Mobile platforms are increasingly popular
In a construction context as in so many other areas of business, time is money and time spent erecting, dismantling, moving, re-erecting a scaffolding tower repeatedly can be very expensive, as well as not very good for the structure of the tower, which comes under various stresses every time it is moved and reused.
A mobile platform can be moved into place within minutes and can be adjusted, once in place, to whatever height is required. The only minor downside is that a mobile platform is often smaller than a scaffolding system that can be built if necessary to enclose an entire building.
It also often has a smaller working load, but because it is very easy to descend and bring up more working materials instead of having to have them all to hand, this is not a very important consideration.
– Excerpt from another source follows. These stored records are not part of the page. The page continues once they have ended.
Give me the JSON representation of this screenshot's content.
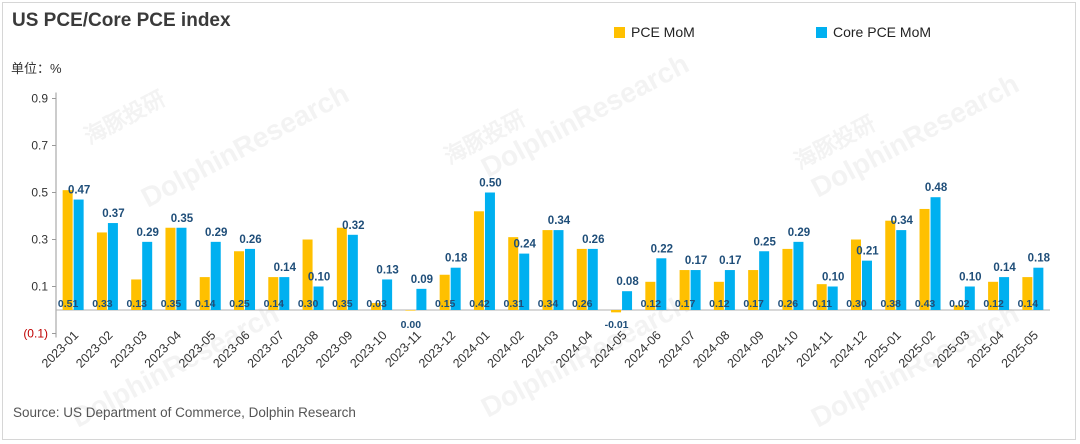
{
  "title": "US PCE/Core PCE index",
  "unit_label": "单位：%",
  "source": "Source: US Department of Commerce, Dolphin Research",
  "watermark": "DolphinResearch",
  "watermark_cn": "海豚投研",
  "colors": {
    "pce": "#FFC000",
    "core": "#00B0F0",
    "axis_negative": "#C00000",
    "value_label": "#1F4E79"
  },
  "chart_data": {
    "type": "bar",
    "categories": [
      "2023-01",
      "2023-02",
      "2023-03",
      "2023-04",
      "2023-05",
      "2023-06",
      "2023-07",
      "2023-08",
      "2023-09",
      "2023-10",
      "2023-11",
      "2023-12",
      "2024-01",
      "2024-02",
      "2024-03",
      "2024-04",
      "2024-05",
      "2024-06",
      "2024-07",
      "2024-08",
      "2024-09",
      "2024-10",
      "2024-11",
      "2024-12",
      "2025-01",
      "2025-02",
      "2025-03",
      "2025-04",
      "2025-05"
    ],
    "series": [
      {
        "name": "PCE MoM",
        "values": [
          0.51,
          0.33,
          0.13,
          0.35,
          0.14,
          0.25,
          0.14,
          0.3,
          0.35,
          0.03,
          0.0,
          0.15,
          0.42,
          0.31,
          0.34,
          0.26,
          -0.01,
          0.12,
          0.17,
          0.12,
          0.17,
          0.26,
          0.11,
          0.3,
          0.38,
          0.43,
          0.02,
          0.12,
          0.14
        ]
      },
      {
        "name": "Core PCE MoM",
        "values": [
          0.47,
          0.37,
          0.29,
          0.35,
          0.29,
          0.26,
          0.14,
          0.1,
          0.32,
          0.13,
          0.09,
          0.18,
          0.5,
          0.24,
          0.34,
          0.26,
          0.08,
          0.22,
          0.17,
          0.17,
          0.25,
          0.29,
          0.1,
          0.21,
          0.34,
          0.48,
          0.1,
          0.14,
          0.18
        ]
      }
    ],
    "y_ticks": [
      "(0.1)",
      "0.1",
      "0.3",
      "0.5",
      "0.7",
      "0.9"
    ],
    "y_tick_values": [
      -0.1,
      0.1,
      0.3,
      0.5,
      0.7,
      0.9
    ],
    "ylim": [
      -0.1,
      0.9
    ],
    "legend": "top-right",
    "grid": false
  }
}
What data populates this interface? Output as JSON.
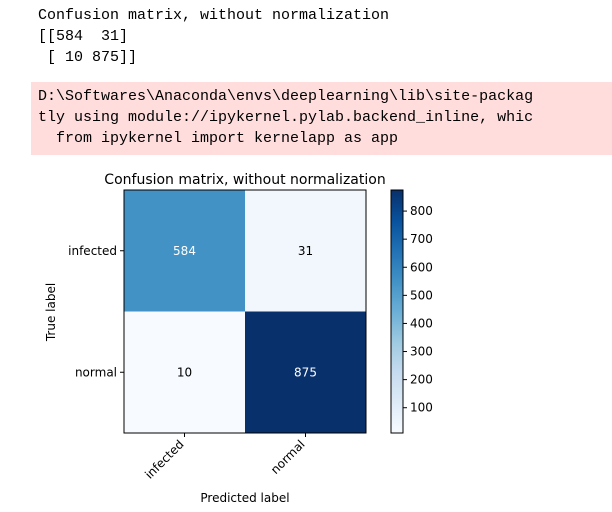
{
  "stdout": {
    "lines": [
      "Confusion matrix, without normalization",
      "[[584  31]",
      " [ 10 875]]"
    ]
  },
  "stderr": {
    "lines": [
      "D:\\Softwares\\Anaconda\\envs\\deeplearning\\lib\\site-packag",
      "tly using module://ipykernel.pylab.backend_inline, whic",
      "  from ipykernel import kernelapp as app"
    ]
  },
  "chart_data": {
    "type": "heatmap",
    "title": "Confusion matrix, without normalization",
    "xlabel": "Predicted label",
    "ylabel": "True label",
    "x_categories": [
      "infected",
      "normal"
    ],
    "y_categories": [
      "infected",
      "normal"
    ],
    "values": [
      [
        584,
        31
      ],
      [
        10,
        875
      ]
    ],
    "colormap": "Blues",
    "colorbar": {
      "min": 10,
      "max": 875,
      "ticks": [
        100,
        200,
        300,
        400,
        500,
        600,
        700,
        800
      ]
    },
    "colors": {
      "cell_584": "#4292c6",
      "cell_31": "#f2f7fd",
      "cell_10": "#f7fbff",
      "cell_875": "#08306b"
    }
  }
}
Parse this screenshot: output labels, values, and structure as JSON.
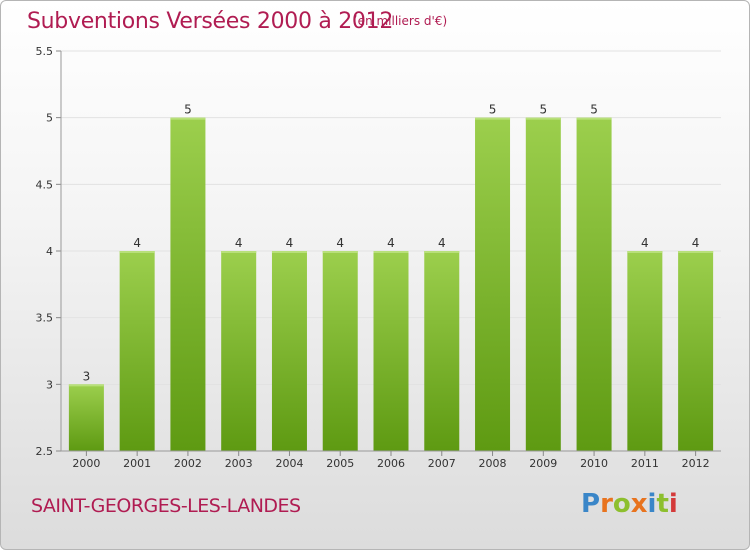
{
  "title": "Subventions Versées 2000 à 2012",
  "unit_note": "(en milliers d'€)",
  "commune": "SAINT-GEORGES-LES-LANDES",
  "logo": {
    "text": "Proxiti",
    "letter_colors": [
      "#3a86c8",
      "#e8731e",
      "#8dbf2e",
      "#e8731e",
      "#3a86c8",
      "#8dbf2e",
      "#d43a3a"
    ]
  },
  "colors": {
    "bar_top": "#9ccf4d",
    "bar_bottom": "#5e9a12",
    "title": "#b01c52"
  },
  "chart_data": {
    "type": "bar",
    "categories": [
      "2000",
      "2001",
      "2002",
      "2003",
      "2004",
      "2005",
      "2006",
      "2007",
      "2008",
      "2009",
      "2010",
      "2011",
      "2012"
    ],
    "values": [
      3,
      4,
      5,
      4,
      4,
      4,
      4,
      4,
      5,
      5,
      5,
      4,
      4
    ],
    "data_labels": [
      "3",
      "4",
      "5",
      "4",
      "4",
      "4",
      "4",
      "4",
      "5",
      "5",
      "5",
      "4",
      "4"
    ],
    "ylim": [
      2.5,
      5.5
    ],
    "yticks": [
      2.5,
      3,
      3.5,
      4,
      4.5,
      5,
      5.5
    ],
    "ytick_labels": [
      "2.5",
      "3",
      "3.5",
      "4",
      "4.5",
      "5",
      "5.5"
    ],
    "grid": true,
    "legend": "none"
  }
}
In general, the less climbing up and down that is done, the safer the general working day will be.
Specific training for specific situations
Some mobile platforms are used in some quite unusual situations where an alternative would be difficult to find, such as inside really tall buildings such as warehouses and hangars.
As soon as you start using mobile platforms under a roof or overhanging obstructions (such as shelving, mezzanine floors or staircases) it is essential that the operator is well trained in the use of the controls because severe crush injuries have occurred because the platform’s rise was not stopped in time.
Mobile platforms also carry the risk of toppling and this can have far worse consequences indoors – outdoors the fall is likely to be serious but there is a chance that the platform at the top will fall onto open ground and with correct harnessing the workers on it may escape relatively lightly.
Indoors, however, the fall is unlikely to be unimpeded and collision with a wall or structure within the building is much more likely to be fatal or the cause of life-changing injuries.
More challenging training
PASMA also offers some enhanced training options, such as the PAL+ license. To pass this training course, the applicant must already have the PAL (Powered Access License) and to be able to show a good understanding of the equipment in use.
This enhanced training is usually for those working in particularly difficult circumstances, but many with the PAL decide to go for the PAL+ because it offers a chance to become a real expert in the field and prove that your knowledge of all aspects of using powered platforms is really sound.
Training at a different level is always a good plan if it can be sourced because a challenge to a worker keeps their interest whetted and stops complacency, lax behavior, and accidents.